Among stipulations for the company moving into the location is the installation of a six-foot sheet metal fence around the west and north sides of the property and landscaping along the west side of the property.
The company is also not allowed to drive trucks west of the property on Whitworth or down Mesquite. They must enter and exit onto Highway 18. The company currently has six employees working in Jal and is aiming for 10, Torres said. The city council agreed, with Melody Beckham voting “no,” to sell the four acres at $5,000 an acre to Benco.
Gallagher said with the sale the basketball courts adjacent to the property will be torn out and new courts built at a more centralized site at the lake park.

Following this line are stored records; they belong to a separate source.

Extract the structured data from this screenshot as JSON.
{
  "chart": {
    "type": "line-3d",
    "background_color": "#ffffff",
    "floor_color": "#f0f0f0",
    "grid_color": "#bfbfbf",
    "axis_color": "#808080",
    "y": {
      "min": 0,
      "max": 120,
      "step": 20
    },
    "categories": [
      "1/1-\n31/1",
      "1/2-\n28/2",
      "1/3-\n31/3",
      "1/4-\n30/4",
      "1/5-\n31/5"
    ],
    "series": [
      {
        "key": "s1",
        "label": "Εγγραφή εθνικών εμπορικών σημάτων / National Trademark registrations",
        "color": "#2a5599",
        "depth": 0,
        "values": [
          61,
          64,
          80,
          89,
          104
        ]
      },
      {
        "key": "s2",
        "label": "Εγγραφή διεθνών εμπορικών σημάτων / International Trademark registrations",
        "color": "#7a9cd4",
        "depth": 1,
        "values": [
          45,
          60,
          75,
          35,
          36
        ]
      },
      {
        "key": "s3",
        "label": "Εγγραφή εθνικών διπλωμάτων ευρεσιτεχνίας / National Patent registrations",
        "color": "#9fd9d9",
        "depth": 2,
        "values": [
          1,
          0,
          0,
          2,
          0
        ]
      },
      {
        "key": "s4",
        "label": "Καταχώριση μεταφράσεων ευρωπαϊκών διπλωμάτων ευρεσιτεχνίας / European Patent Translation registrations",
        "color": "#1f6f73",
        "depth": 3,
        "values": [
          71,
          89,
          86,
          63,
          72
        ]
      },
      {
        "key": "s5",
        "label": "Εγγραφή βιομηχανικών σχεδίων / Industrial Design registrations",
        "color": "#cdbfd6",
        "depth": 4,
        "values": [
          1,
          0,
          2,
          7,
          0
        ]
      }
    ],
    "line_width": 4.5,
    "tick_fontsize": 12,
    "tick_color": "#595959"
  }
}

Finally Gallagher announced PB Materials, doing business as Wallach Concrete is building a yard in Jal.
Walter Ziemann, general manager for Wallach, said the company is moving its Eunice facility to Jal to be closer to the growing oilfield activity and new frack sand facilities in the Kermit area.
The company is leasing land from Merryman Construction to locate the portable plant, which could become a permanent plant if demand warrants, Ziemann said.
“We are getting a little closer to the jobs and Jal has schools and things going on there and they have been screaming for concrete for years,” Ziemann said. “It will be a portable plant and we will probably permanently station two-three trucks there. Permanent, three-four employees to start, two drivers and a batch man.”
Just what the plant will mean for Jal financially is unclear, but Ziemann said it could be a big boost to the town’s gross receipts tax revenues.
“We think this plant will be busier than Eunice because of the frack sand sites coming up,” he said
He said the challenge of expanding has been the lack of work force and the company is hiring and paying top dollar. “We need truck drivers,” he said. “We are hiring drivers up to $23 an hour. We are paying top dollar to get them out there”
He said the facility should be up and running the first of August.
The city also approved a water tap for the company, providing it commercial water. The company expects to use some 75,000 gallons of water per month.
Gallagher said the tap will not be an industrial tap because the water will not be resold but used for making cement.